Brand-wise, what I’m most proud of is that OpenSky has developed a reputation for being founder-first, high-integrity, and deeply engaged. Our first fund has performed well, but more importantly, we’ve built lasting relationships with founders who view us as true partners, not just investors. That trust compounds over time and has become one of our greatest advantages.

We’re currently in the process of raising our second fund, which builds directly on the strategy and learnings from Fund I, with a continued focus on backing thoughtful, ambitious founders early. For readers who are curious about early-stage investing or aligned with our approach, it’s an exciting moment in the firm’s evolution.

Ultimately, I’d want readers to know that OpenSky isn’t trying to be the biggest or loudest firm in the room. We’re intentionally focused, conviction-driven, and selective. We believe great companies are built through care, craft, and consistency, and our goal is to quietly help exceptional founders turn strong early ideas into enduring businesses.

Networking and finding a mentor can have such a positive impact on one’s life and career. Any advice?
I’ve never been very intentional about “networking” in the traditional sense. Most of the meaningful relationships in my life came from genuine curiosity, shared work, or simply showing up consistently over time.

That said, there are a few practical things that have worked especially well for me. One is leveraging alumni networks. Shared context, whether it’s a school, a former company, or even a past industry, lowers the barrier to reaching out and often leads to warmer, more generous conversations.

I’ve also found a lot of value in joining local groups or communities that naturally form around specific interests. If you’re looking for mentorship in a particular area, put yourself in rooms where people are already talking about and building in that space. That might mean founder dinners, industry meetups, creative collectives, or professional organizations. The goal isn’t to pitch yourself, but to listen, learn, and contribute.

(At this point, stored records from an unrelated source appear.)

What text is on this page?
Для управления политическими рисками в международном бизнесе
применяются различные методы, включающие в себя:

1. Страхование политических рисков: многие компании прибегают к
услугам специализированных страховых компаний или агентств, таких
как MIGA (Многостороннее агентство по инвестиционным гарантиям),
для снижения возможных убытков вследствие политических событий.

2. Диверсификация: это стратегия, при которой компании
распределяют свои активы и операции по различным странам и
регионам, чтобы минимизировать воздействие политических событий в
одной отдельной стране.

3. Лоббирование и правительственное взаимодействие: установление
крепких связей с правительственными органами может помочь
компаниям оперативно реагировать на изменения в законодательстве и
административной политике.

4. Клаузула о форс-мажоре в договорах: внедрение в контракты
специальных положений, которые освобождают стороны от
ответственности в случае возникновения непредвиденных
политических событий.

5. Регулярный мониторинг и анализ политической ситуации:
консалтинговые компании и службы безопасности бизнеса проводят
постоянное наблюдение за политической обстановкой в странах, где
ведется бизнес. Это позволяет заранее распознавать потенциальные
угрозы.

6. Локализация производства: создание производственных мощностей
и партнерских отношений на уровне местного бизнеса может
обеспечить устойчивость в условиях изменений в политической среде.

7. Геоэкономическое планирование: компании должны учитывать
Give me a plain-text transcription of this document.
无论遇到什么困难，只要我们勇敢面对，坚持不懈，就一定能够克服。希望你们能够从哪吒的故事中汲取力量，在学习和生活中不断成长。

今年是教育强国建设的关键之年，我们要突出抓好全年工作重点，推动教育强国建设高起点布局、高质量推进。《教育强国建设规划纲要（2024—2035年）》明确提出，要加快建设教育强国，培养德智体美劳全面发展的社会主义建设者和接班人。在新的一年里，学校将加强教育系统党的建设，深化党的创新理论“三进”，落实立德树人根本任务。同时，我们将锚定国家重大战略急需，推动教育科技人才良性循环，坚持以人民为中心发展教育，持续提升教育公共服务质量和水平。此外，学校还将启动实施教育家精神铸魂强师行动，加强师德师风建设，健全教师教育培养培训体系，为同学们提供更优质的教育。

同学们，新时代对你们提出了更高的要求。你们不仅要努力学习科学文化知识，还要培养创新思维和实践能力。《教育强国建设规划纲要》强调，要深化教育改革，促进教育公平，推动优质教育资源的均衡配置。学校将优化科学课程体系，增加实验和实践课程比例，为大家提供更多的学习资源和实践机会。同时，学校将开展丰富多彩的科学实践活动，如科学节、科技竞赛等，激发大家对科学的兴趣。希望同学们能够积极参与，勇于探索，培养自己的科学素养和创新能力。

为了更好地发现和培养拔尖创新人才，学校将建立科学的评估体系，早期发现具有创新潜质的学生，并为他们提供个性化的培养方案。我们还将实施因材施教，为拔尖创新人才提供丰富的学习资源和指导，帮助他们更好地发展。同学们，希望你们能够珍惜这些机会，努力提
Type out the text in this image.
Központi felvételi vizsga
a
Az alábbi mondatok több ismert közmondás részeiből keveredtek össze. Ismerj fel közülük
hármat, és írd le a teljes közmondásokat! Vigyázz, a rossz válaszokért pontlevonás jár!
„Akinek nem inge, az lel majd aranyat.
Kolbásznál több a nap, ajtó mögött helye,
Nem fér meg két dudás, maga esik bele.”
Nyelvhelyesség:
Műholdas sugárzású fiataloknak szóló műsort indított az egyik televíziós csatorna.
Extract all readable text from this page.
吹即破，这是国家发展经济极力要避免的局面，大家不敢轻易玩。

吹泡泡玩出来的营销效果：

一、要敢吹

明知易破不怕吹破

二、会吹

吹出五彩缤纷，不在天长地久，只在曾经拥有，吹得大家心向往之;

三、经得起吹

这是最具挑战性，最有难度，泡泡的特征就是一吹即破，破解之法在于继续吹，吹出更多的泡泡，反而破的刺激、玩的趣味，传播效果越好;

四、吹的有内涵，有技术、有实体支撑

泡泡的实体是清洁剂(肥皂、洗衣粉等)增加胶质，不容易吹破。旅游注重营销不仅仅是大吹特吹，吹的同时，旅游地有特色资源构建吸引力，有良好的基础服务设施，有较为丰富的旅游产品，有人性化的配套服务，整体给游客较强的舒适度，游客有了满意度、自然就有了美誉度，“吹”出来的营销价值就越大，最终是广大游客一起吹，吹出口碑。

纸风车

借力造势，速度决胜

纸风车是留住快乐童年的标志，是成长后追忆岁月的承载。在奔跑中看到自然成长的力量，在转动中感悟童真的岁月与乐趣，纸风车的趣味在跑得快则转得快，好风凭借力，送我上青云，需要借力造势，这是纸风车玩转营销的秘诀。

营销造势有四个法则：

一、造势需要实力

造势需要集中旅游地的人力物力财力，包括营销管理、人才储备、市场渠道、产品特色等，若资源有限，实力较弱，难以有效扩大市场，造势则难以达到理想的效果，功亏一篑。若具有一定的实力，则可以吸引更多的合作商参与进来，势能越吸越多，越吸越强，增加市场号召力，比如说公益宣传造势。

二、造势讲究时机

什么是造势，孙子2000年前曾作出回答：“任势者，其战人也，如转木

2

Attending talks, panels, and events has been another great entry point. Some of my best connections came from simply having the courage to approach a speaker afterward, thank them for their perspective, and ask if they’d be open to grabbing coffee. Most people are far more approachable than they seem, especially when the outreach is thoughtful and specific.

When it comes to mentors, I’ve learned that it’s better to ask for advice than to ask for mentorship. Come prepared with a real question or problem. If the connection is strong, those conversations tend to continue organically over time.

Finally, consistency matters. Following up, staying in touch without an agenda, and being genuinely appreciative of someone’s time goes a long way. The strongest relationships I’ve built unfolded over years, not months. If you approach networking with generosity, humility, and long-term thinking, it becomes less about collecting contacts and more about building real community.